Our uncertain futures depend directly on the futures of phytoplankton and shellfish, just as they depend on the survival of rainforests that provide oxygen for breathing or earthworms that make the soil more fertile for food plants to grow. The biggest misconception is the Anthropocene idea that human civilization can be independent of the other entities we share a planet with. One should therefore learn to navigate these areas of uncertainty without resorting to escapism, resignation or technological solutionism, which often limits discussions on climate change, and make friends with its gravity without embracing its own doom scenarios.


Donna Haraway, in her book Staying with the Trouble, describes such distress (on the eve of the climate crisis) as the creation of “unexpected collaborations and combinations” between the human and complementary human6 entities that make up this planet. Her worldings are interested in interconnections and cooperations in which various beings, species, technologies, forms of knowledge, and other factors of the world we inhabit intertwine and inform each other.


Therefore, this call is open to works and reflections that deal with the worlding of the hydrosphere: which seek, imagine or build paths of unexpected collaborations and combinations with the web of Earth’s waters and all that makes and inhabits them. We are interested in works that create a kinship with tides, periwinkles, seabed sediments, migratory fish shoals, seawater mythologies, transparency of jellyfish bodies, rising ocean levels, prehistoric glacier paths, submerged remains of human civilizations, evolutions of marine organisms…
We would like to discuss the role and importance of the sea for human civilization now and throughout history, identify existing places of mutual respect and start building new ones where they are lacking or replacing those that are harmful.

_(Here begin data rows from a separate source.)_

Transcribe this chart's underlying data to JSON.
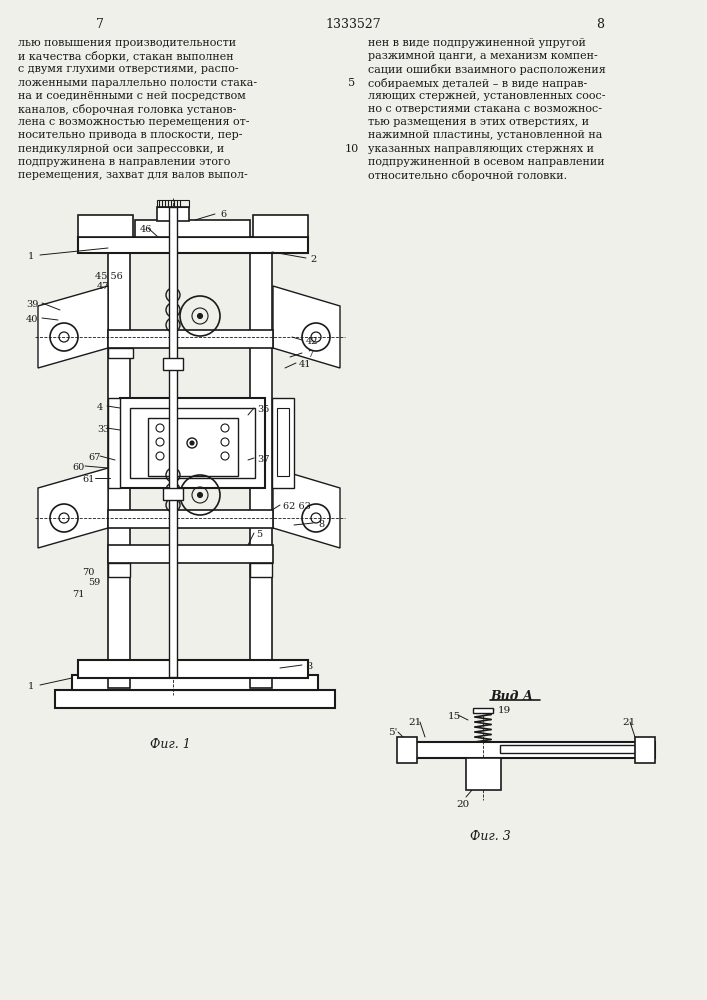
{
  "page_num_left": "7",
  "page_num_center": "1333527",
  "page_num_right": "8",
  "line_number_5": "5",
  "line_number_10": "10",
  "text_left": [
    "лью повышения производительности",
    "и качества сборки, стакан выполнен",
    "с двумя глухими отверстиями, распо-",
    "ложенными параллельно полости стака-",
    "на и соединёнными с ней посредством",
    "каналов, сборочная головка установ-",
    "лена с возможностью перемещения от-",
    "носительно привода в плоскости, пер-",
    "пендикулярной оси запрессовки, и",
    "подпружинена в направлении этого",
    "перемещения, захват для валов выпол-"
  ],
  "text_right": [
    "нен в виде подпружиненной упругой",
    "разжимной цанги, а механизм компен-",
    "сации ошибки взаимного расположения",
    "собираемых деталей – в виде направ-",
    "ляющих стержней, установленных соос-",
    "но с отверстиями стакана с возможнос-",
    "тью размещения в этих отверстиях, и",
    "нажимной пластины, установленной на",
    "указанных направляющих стержнях и",
    "подпружиненной в осевом направлении",
    "относительно сборочной головки."
  ],
  "fig1_caption": "Фиг. 1",
  "fig3_caption": "Фиг. 3",
  "vid_a_label": "Вид А",
  "bg_color": "#f0f0eb",
  "line_color": "#1a1a1a",
  "text_color": "#1a1a1a"
}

Staying with the trouble – everyday, complicatedly, imperfectly – is not just about getting used to the inconvenience, but about finding a way to practice the imagination that lives outside the usual logic of capitalism. Imagination that is able to imagine which ways of living, connecting and acting could mitigate the effects of the climate crisis and build futures that are more sustainable, careful, and ways to reach them. It is clear that environmental disasters are not so much a problem of lack of technology, but a problem of the absence of global relations and political will. The threat of climate crisis can be removed with the help of our sciences and technologies. But if the aspect of changing society, economy, culture, political practices, and the way we interpret our physical (and other) environment is missing, we can only postpone disaster and find ourselves again in this same (or worse) place for a decade or century. What matters is what thoughts we use to think about ourselves.


Imagination that is able to illuminate such spaces which we need in order to heal the Anthropocene and to find a way out of its dangers is an imagination that seeks to find practices of coexistence, adaptation, care, community formation, human and complementary human symbiosis and cooperation, compromise, care and all other “the art of living on a damaged planet.” It is an imagination capable of telling the stories of the seabed, protozoa, phytoplankton, and the fragility of mountain ranges, or Mediterranean shores, just as it is capable of telling the fragility of human bodies and ways of social reorganization. We would like to encourage similar stories and artistic reflections with this call, focusing on interdisciplinary, innovative, new media and related artistic practices.


If all we can imagine is a slightly “better” version of the Anthropocene in which new technologies allow us to continue using the same human and planetary resources we are witnessing today if we cannot imagine a different, more sustainable future we want to live in – then how do we expect to know the way for escaping from this point of living in climate danger?


What matters is what stories we tell about the future.